IV L’apogée de la culture japonaise ancienne
Une architecture proprement japonaise voit le jour : le shinden-zukuri . Les palais qui sont à Heian sont en forme de U, l’architecture est en bois et en papier, les portes coulissantes sont innovées … . On organise de grands banquets dans le jardin central . Alors que les jardins à Nara étaient conçu avec une esthétique terrienne, très chinoise (montagnes et lacs), les paysages deviennent maritimes avec des étangs, des ponts des iles . Dans son traité de la création des jardins (Sokateiki) , Tachibana no Toshitsune, décrit des iles de nuage, de légère brume … et accorde un rôle important aux pierres, pour bloquer la porte des démons) .
Et pour montrer son esprit, son sens de la répartie (indispensable pour séduire), l’on participe aux concours de poésie . D’ou une codification d’un type de poème, le waka, poème de 5 vers (alors qu’à l’époque de Nara, les formes dans le Manyoshita étaient libres i.e. de un vers à plusieurs strophes) qui joue sur le rythme et les images (des jeux de mots souvent complexes) . Le Kokinwakashu compile une partie de ces poèmes .
Kino Tsurayuki a écrit en japonais le Tosa nikki, ce qui fit scandale car à l’époque, les raffinés écrivaient en chinois) . Kino va adjoindre deux préfaces, en chinois et en japonais : la prose littéraire japonaise est née . Kino nous raconte que le spectacle de la nature nous révèle nos émotions .

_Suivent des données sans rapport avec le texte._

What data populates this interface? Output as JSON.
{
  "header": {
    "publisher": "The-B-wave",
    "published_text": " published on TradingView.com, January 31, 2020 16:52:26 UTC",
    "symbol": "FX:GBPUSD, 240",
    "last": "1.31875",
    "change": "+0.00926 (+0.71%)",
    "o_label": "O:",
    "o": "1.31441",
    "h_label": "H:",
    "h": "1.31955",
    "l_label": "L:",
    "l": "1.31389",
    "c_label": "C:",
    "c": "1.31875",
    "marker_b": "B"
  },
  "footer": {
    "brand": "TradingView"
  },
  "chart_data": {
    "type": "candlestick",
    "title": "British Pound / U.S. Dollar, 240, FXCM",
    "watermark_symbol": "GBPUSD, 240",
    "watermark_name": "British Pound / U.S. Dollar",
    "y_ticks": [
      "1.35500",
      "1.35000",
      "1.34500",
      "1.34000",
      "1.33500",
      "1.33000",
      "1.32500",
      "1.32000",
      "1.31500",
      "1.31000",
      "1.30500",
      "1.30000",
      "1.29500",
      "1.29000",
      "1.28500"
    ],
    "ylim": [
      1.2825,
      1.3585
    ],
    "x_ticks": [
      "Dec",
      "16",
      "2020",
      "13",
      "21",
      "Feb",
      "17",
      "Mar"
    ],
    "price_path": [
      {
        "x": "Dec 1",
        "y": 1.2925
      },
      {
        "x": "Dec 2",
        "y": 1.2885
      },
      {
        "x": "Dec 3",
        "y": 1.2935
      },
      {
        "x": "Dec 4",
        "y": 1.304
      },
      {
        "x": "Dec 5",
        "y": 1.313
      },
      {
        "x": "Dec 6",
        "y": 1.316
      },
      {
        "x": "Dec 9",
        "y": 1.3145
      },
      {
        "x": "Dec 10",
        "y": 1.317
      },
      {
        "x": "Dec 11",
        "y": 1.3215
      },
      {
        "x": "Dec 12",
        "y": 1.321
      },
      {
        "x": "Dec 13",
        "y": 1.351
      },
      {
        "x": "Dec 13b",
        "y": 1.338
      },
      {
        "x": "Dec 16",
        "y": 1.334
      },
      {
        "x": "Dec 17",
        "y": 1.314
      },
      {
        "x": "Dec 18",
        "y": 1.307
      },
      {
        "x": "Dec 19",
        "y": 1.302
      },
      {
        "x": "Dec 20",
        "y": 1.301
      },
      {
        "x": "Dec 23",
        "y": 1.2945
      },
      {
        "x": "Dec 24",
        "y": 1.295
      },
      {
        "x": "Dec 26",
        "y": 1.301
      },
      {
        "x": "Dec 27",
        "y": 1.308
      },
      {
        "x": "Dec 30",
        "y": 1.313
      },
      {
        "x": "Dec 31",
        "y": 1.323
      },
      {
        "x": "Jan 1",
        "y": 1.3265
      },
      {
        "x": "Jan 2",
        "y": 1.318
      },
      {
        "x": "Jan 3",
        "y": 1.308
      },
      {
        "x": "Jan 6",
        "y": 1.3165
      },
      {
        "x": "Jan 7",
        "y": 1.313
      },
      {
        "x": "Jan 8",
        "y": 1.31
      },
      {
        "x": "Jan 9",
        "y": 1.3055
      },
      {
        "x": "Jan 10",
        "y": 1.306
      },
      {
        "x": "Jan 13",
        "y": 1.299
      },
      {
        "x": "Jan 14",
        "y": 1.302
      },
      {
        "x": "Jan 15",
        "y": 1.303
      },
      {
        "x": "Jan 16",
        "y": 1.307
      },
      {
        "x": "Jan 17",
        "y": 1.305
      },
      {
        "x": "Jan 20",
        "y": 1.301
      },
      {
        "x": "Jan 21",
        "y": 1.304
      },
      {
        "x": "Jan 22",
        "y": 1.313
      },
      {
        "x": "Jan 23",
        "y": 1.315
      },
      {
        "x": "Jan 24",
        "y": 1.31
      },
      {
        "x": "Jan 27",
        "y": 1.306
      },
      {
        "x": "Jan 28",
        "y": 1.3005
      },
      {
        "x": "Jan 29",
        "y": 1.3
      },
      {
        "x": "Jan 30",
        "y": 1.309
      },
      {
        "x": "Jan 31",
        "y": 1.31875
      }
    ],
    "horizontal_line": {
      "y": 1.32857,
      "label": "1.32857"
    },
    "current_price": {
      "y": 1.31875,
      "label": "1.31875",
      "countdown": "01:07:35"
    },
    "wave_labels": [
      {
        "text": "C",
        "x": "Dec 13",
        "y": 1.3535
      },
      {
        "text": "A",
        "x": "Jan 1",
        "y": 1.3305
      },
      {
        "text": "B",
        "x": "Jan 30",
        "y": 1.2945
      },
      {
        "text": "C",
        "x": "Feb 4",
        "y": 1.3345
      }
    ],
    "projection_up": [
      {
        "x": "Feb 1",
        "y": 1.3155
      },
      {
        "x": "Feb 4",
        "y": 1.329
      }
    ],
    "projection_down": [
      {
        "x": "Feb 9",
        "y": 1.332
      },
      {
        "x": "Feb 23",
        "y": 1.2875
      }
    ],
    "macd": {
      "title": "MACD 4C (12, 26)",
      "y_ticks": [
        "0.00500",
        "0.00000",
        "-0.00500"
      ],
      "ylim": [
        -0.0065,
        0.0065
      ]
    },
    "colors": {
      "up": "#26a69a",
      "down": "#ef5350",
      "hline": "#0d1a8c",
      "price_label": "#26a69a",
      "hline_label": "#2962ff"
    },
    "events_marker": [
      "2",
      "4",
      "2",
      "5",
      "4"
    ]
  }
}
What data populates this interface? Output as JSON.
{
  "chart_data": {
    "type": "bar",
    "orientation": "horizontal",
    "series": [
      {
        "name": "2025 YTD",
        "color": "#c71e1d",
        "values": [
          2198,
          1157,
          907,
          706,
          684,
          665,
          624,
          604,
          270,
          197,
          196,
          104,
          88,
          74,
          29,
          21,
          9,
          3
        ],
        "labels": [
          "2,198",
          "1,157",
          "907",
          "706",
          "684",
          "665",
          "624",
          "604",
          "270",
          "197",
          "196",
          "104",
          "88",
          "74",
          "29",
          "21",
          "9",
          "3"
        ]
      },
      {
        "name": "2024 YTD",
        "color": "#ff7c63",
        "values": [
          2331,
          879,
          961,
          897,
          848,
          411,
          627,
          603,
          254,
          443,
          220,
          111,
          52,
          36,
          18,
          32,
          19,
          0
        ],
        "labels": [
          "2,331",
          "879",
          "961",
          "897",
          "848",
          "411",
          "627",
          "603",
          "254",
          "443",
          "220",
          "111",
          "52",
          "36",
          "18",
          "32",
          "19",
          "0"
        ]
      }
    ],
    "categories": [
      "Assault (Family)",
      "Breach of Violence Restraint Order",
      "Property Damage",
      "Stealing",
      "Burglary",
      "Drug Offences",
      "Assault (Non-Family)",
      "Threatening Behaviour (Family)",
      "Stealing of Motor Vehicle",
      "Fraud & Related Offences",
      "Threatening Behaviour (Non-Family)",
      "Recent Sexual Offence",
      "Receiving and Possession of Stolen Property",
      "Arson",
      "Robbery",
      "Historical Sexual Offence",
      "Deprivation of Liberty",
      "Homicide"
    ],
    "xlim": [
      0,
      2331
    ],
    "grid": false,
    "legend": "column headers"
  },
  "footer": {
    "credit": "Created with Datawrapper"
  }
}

C’est une époque littéraire brillante (Genji monogakari, Sei shonagon) . C’est une époque de contrastes . La pensée du mappo marque la fin de la splendeur des F. : le monde entre dans une phase de dégénérescence finale où le monde va disparaître finalement (pensée indienne) . De savants calculs monastiques prédisent l’arriver du mappo au 11ème siècle : BouddhaAmida sauvera-t-il l’âme de Fujiwarano Michinaga ? (il est mort en tenant jusqu’à la fin des cordelettes le reliant à Amida !) . Les figures infernales (jigoku-e) fleurissent et des écrits tels l’Ojoyoshu montrent l’inquiétude grandissant de la société . C’est de cette manière que certains voient les guerriers, qui vont faire irruption sur la scène politique : l’époque des shoguns et des samourai arrive.